DİSK, 16 Haziran’da Tuzla’da yaşanan iş cinayetlerine karşı yapılacak ‘greve’ ilişkin Genel Merkez binasında açıklama yaparak bir günlük ‘greve’ destek vereceklerini açıkladı.

Kızıl Bayrak / İstanbul


 

İş cinayeti lanetlendi…

“Ölümleri tersane işçilerinin birliği durdurabilir!” 

Tersanelerdeki kölelik cehennemi işçilere kara tabut olmaya devam ediyor. 17 Mayıs’ta DESAN Tersanesi’nde Murat Çalışkan’ın ölümünün ardından 8 Haziran günü Selahattin Aslan Tersanesi’nde yeni bir cinayet daha yaşandı.

35 yaşındaki iki çocuk babası İhsan Turhan 8 Haziran günü saat 11.00 sularında üzerine tonlarca ağırlıktaki bir kapağın düşmesi sonucu can verdi. Tersane İşçileri Birliği Derneği (TİB-DER) 10 Haziran günü Selahattin Aslan Tersanesi önünde yaptığı eylemle cinayeti protesto etti.

TİB-DER saat 07.30’da tersane önünde yaptığı açıklamada “İşçi sağlığı ve iş güvenliği tedbirleri alınsın! Ölümler durdurulsun!” pankartı açtı, tersanelerde yaşanan 97. ölümü protesto etti. “Artık ölmek istemiyoruz!”, “Katil GİSBİR hesap verecek!”, “Kahrolsun ücretli kölelik düzeni!”, “Katillerden hesabı işçiler soracak!”, “İhsan Turhan aramızda!” sloganları atan TİB-DER üyeleri “Haramilerin saltanatını yıkacağız!”, “Artık ölmek istemiyoruz!”, “Katil GİSBİR hesap verecek!”, “Tersane işçisi köle değildir!”, “Tersaneler cehennem işçiler köle kalmayacak!” yazılı dövizler taşıdılar.

Tersane önünde konuşan Tersane İşçileri Birliği Derneği (TİB-DER) Başkanı Zeynel Nihadioğlu şunları söyledi:

“Bizler tersane işçileri olarak iş cinayetlerine karşı sesimizi yükseltiyoruz. Bu sesin daha da yükselmesi, tersane işçilerinin birliğinin güçlenmesi için bu sese sesimizi katmamız gerekiyor. Tuzla tersaneleri, bugün bizler için kara bir tabut. Şimdi sıra kimde diye düşünmemek, her sabah işe ölüm korkusuyla gitmemek kendi elimizde.
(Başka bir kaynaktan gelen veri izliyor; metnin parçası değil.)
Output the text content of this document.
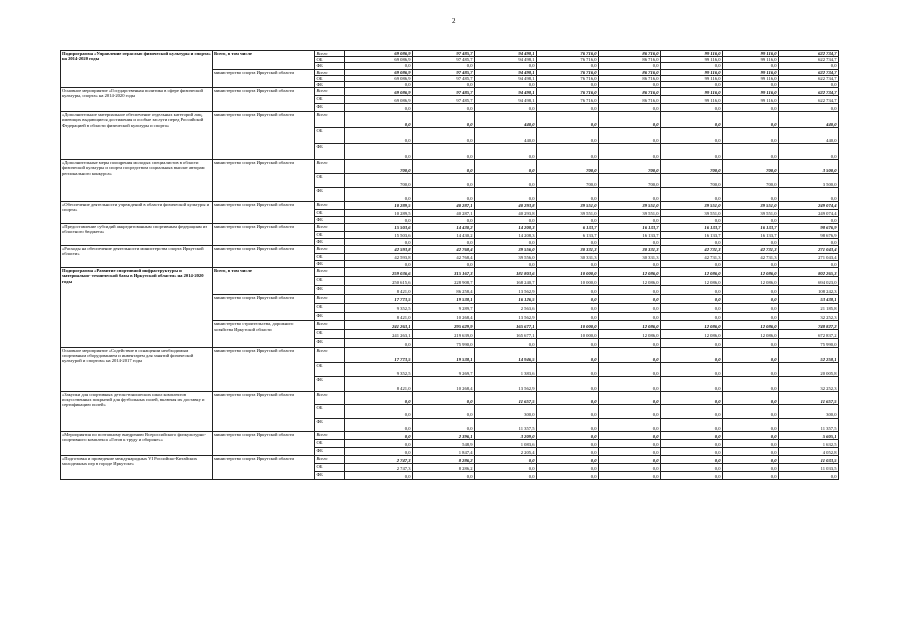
2
Подпрограмма «Управление отраслью физической культуры и спорта» на 2014-2020 годы	Всего, в том числе	Всего	69 086,9	97 485,7	94 498,1	76 716,0	86 716,0	99 116,0	99 116,0	622 734,7
		ОБ	69 086,9	97 485,7	94 498,1	76 716,0	86 716,0	99 116,0	99 116,0	622 734,7
		ФБ	0,0	0,0	0,0	0,0	0,0	0,0	0,0	0,0
	министерство спорта Иркутской области	Всего	69 086,9	97 485,7	94 498,1	76 716,0	86 716,0	99 116,0	99 116,0	622 734,7
		ОБ	69 086,9	97 485,7	94 498,1	76 716,0	86 716,0	99 116,0	99 116,0	622 734,7
		ФБ	0,0	0,0	0,0	0,0	0,0	0,0	0,0	0,0
Основное мероприятие «Государственная политика в сфере физической культуры, спорта» на 2014-2020 годы	министерство спорта Иркутской области	Всего	69 086,9	97 485,7	94 498,1	76 716,0	86 716,0	99 116,0	99 116,0	622 734,7
		ОБ	69 086,9	97 485,7	94 498,1	76 716,0	86 716,0	99 116,0	99 116,0	622 734,7
		ФБ	0,0	0,0	0,0	0,0	0,0	0,0	0,0	0,0
«Дополнительное материальное обеспечение отдельных категорий лиц, имеющих выдающиеся достижения и особые заслуги перед Российской Федерацией в области физической культуры и спорта»	министерство спорта Иркутской области	Всего	0,0	0,0	440,0	0,0	0,0	0,0	0,0	440,0
		ОБ	0,0	0,0	440,0	0,0	0,0	0,0	0,0	440,0
		ФБ	0,0	0,0	0,0	0,0	0,0	0,0	0,0	0,0
«Дополнительные меры поощрения молодых специалистов в области физической культуры и спорта посредством социальных выплат авторам регионального конкурса»	министерство спорта Иркутской области	Всего	700,0	0,0	0,0	700,0	700,0	700,0	700,0	3 500,0
		ОБ	700,0	0,0	0,0	700,0	700,0	700,0	700,0	3 500,0
		ФБ	0,0	0,0	0,0	0,0	0,0	0,0	0,0	0,0
«Обеспечение деятельности учреждений в области физической культуры и спорта»	министерство спорта Иркутской области	Всего	10 289,5	40 287,1	40 293,8	39 551,0	39 551,0	39 551,0	39 551,0	249 074,4
		ОБ	10 289,5	40 287,1	40 293,8	39 551,0	39 551,0	39 551,0	39 551,0	249 074,4
		ФБ	0,0	0,0	0,0	0,0	0,0	0,0	0,0	0,0
«Предоставление субсидий аккредитованным спортивным федерациям из областного бюджета»	министерство спорта Иркутской области	Всего	15 503,6	14 430,2	14 208,3	6 133,7	16 133,7	16 133,7	16 133,7	98 676,9
		ОБ	15 503,6	14 430,2	14 208,3	6 133,7	16 133,7	16 133,7	16 133,7	98 676,9
		ФБ	0,0	0,0	0,0	0,0	0,0	0,0	0,0	0,0
«Расходы на обеспечение деятельности министерства спорта Иркутской области»	министерство спорта Иркутской области	Всего	42 593,8	42 768,4	39 556,0	30 331,3	30 331,3	42 731,3	42 731,3	271 043,4
		ОБ	42 593,8	42 768,4	39 556,0	30 331,3	30 331,3	42 731,3	42 731,3	271 043,4
		ФБ	0,0	0,0	0,0	0,0	0,0	0,0	0,0	0,0
Подпрограмма «Развитие спортивной инфраструктуры и материально- технической базы в Иркутской области» на 2014-2020 годы	Всего, в том числе	Всего	259 036,6	315 167,3	181 803,6	10 000,0	12 086,0	12 086,0	12 086,0	802 265,3
		ОБ	250 615,6	228 908,7	168 240,7	10 000,0	12 086,0	12 086,0	12 086,0	694 023,0
		ФБ	8 421,0	86 258,4	13 562,9	0,0	0,0	0,0	0,0	108 242,3
	министерство спорта Иркутской области	Всего	17 773,5	19 538,1	16 126,5	0,0	0,0	0,0	0,0	53 438,1
		ОБ	9 352,5	9 289,7	2 563,6	0,0	0,0	0,0	0,0	21 185,8
		ФБ	8 421,0	10 268,4	13 562,9	0,0	0,0	0,0	0,0	32 252,3
	министерство строительства, дорожного хозяйства Иркутской области	Всего	241 263,1	295 629,9	165 677,1	10 000,0	12 086,0	12 086,0	12 086,0	748 827,2
		ОБ	241 263,1	219 639,0	165 677,1	10 000,0	12 086,0	12 086,0	12 086,0	672 837,2
		ФБ	0,0	75 990,0	0,0	0,0	0,0	0,0	0,0	75 990,0
Основное мероприятие «Содействие в оснащении необходимым спортивным оборудованием и инвентарем для занятий физической культурой и спортом» на 2014-2017 годы	министерство спорта Иркутской области	Всего	17 773,5	19 538,1	14 946,5	0,0	0,0	0,0	0,0	52 258,1
		ОБ	9 352,5	9 269,7	1 383,6	0,0	0,0	0,0	0,0	20 005,8
		ФБ	8 421,0	10 268,4	13 562,9	0,0	0,0	0,0	0,0	32 252,3
«Закупки для спортивных детско-юношеских школ комплектов искусственных покрытий для футбольных полей, включая их доставку и сертификацию полей»	министерство спорта Иркутской области	Всего	0,0	0,0	11 657,5	0,0	0,0	0,0	0,0	11 657,5
		ОБ	0,0	0,0	300,0	0,0	0,0	0,0	0,0	300,0
		ФБ	0,0	0,0	11 357,5	0,0	0,0	0,0	0,0	11 357,5
«Мероприятия по поэтапному внедрению Всероссийского физкультурно-спортивного комплекса «Готов к труду и обороне»»	министерство спорта Иркутской области	Всего	0,0	2 396,1	3 209,0	0,0	0,0	0,0	0,0	5 605,1
		ОБ	0,0	548,9	1 083,6	0,0	0,0	0,0	0,0	1 632,5
		ФБ	0,0	1 847,4	2 205,4	0,0	0,0	0,0	0,0	4 052,8
«Подготовка и проведение международных VI Российско-Китайских молодежных игр в городе Иркутске»	министерство спорта Иркутской области	Всего	2 747,3	8 286,2	0,0	0,0	0,0	0,0	0,0	11 033,5
		ОБ	2 747,3	8 286,2	0,0	0,0	0,0	0,0	0,0	11 033,5
		ФБ	0,0	0,0	0,0	0,0	0,0	0,0	0,0	0,0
Televizyonlar bizler hakkında bir sürü şey gösterdi. Gazeteler yaşamlarımızı, çalışma koşullarımızı yazdı. Ama bunlar yetmez! Bizleri her gün ölümün kucağına atan tersane patronlarının karşısında örgütlülüğümüzü güçlendireceğiz. Tek gücümüzün örgütlülüğümüz olduğunu unutmamadan mücadelemizi büyüteceğiz.

Görülmektedir ki tersanelerde yükselen mücadele tersane patronlarını korkutmaktadır. Bu mücadele kölece ve kuralsız çalışma koşulları son bulana kadar devam edecektir. Tüm iş cinayetlerinin hesabı tersane patronlarının çetesi GİSBİR’den sorulacaktır.”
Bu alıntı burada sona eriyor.